Les limites de cette étude comprennent l'utilisation de données transversales et autodéclarées, ainsi que le risque de biais de non-réponse (56 % de non-réponse à l’enquête).
Dans cette enquête, les adultes américains, y compris les sujets plus âgés les plus exposés au risque de maladie grave, étaient plus réticents à l'égard des vaccins Covid-19 que vis-à-vis des vaccins antigrippaux.
Selon les auteurs, les professionnels de la santé doivent donc s'attendre à une demande limitée de vaccins Covid-19 et à un intérêt modéré pour les vaccins antigrippaux.

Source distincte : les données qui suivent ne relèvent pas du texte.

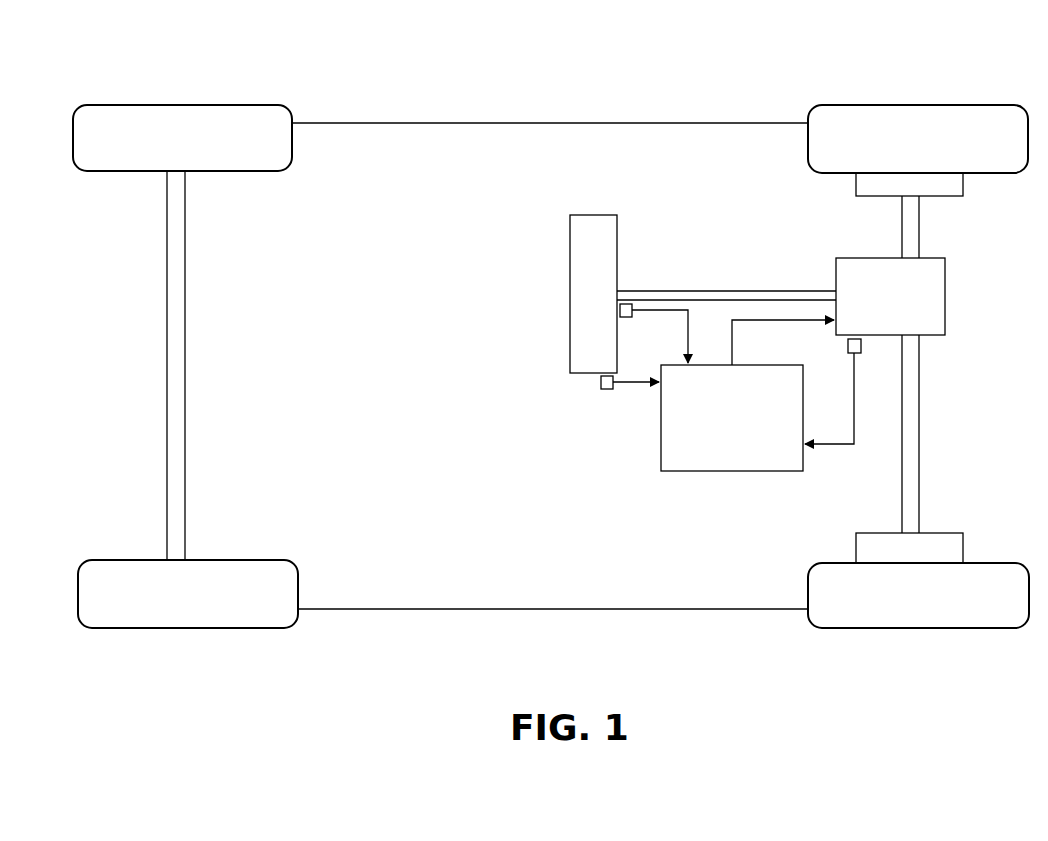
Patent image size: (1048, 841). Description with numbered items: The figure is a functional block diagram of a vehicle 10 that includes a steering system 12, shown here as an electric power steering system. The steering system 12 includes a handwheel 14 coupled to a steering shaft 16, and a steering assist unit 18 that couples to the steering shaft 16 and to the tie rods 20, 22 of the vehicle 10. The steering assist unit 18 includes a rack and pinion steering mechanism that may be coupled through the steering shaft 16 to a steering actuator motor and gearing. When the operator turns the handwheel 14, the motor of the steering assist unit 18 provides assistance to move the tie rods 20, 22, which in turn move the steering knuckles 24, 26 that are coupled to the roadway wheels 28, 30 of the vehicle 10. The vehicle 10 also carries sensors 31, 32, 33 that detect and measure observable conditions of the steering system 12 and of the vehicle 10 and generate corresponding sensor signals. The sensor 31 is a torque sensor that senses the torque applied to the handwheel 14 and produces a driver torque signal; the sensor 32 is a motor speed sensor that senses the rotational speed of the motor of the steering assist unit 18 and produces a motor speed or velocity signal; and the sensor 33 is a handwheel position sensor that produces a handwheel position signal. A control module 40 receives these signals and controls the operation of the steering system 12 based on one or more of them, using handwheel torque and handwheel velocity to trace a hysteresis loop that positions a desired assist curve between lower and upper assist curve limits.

The vehicle 10 is at (589, 32).
The steering system 12 is at (697, 193).
The handwheel 14 is at (592, 215).
The steering shaft 16 is at (699, 290).
The steering assist unit 18 is at (946, 295).
The tie rod 20 is at (920, 240).
The tie rod 22 is at (920, 405).
The steering knuckle 24 is at (853, 197).
The steering knuckle 26 is at (882, 533).
The roadway wheel 28 is at (965, 105).
The roadway wheel 30 is at (970, 562).
The torque sensor 31 is at (625, 318).
The motor speed sensor 32 is at (862, 345).
The handwheel position sensor 33 is at (605, 390).
The control module 40 is at (750, 365).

Lorsque la co- administration est proposée, les communications devraient commencer par le vaccin antigrippal le plus populaire, fournir des messages cohérents sur la sécurité et l'efficacité des deux vaccins et aborder les croyances spécifiques, telles que les limites de la protection conférée par une infection antérieure par le Covid-19. Ils concluent que l'hésitation vaccinale aux États-Unis n'est pas monolithique, et qu'il est essentiel que les professionnels de santé prennent en compte les nuances de l'opinion publique pour promouvoir l'acceptation des vaccins cette saison et au-delà [3].
Même réticence en France pour la vaccination Covid-19
Selon le Ministère de la Santé, respectivement 18 et 19 millions de personnes sont concernées par la vaccination contre la grippe et le Covid-19. Au cours de l’hiver dernier, la couverture vaccinale des personnes à risque de grippe sévère était de 51,5 %. Lors des campagnes de vaccination automnale et printanière contre la Covid-19 en 2022-2023 et à date de juillet 2023, 26,8 % des 65-79 ans ont reçu une dose de vaccin adapté. Pour les personnes âgées de 80 ans et plus, la couverture est de 28,6 % [4].
Ainsi en France comme aux USA, il y a une meilleure adhésion à la vaccination contre la grippe, même si la couverture vaccinale est trop faible (objectif de l’OMS : 75 % pour les personnes à risque sévère de grippe).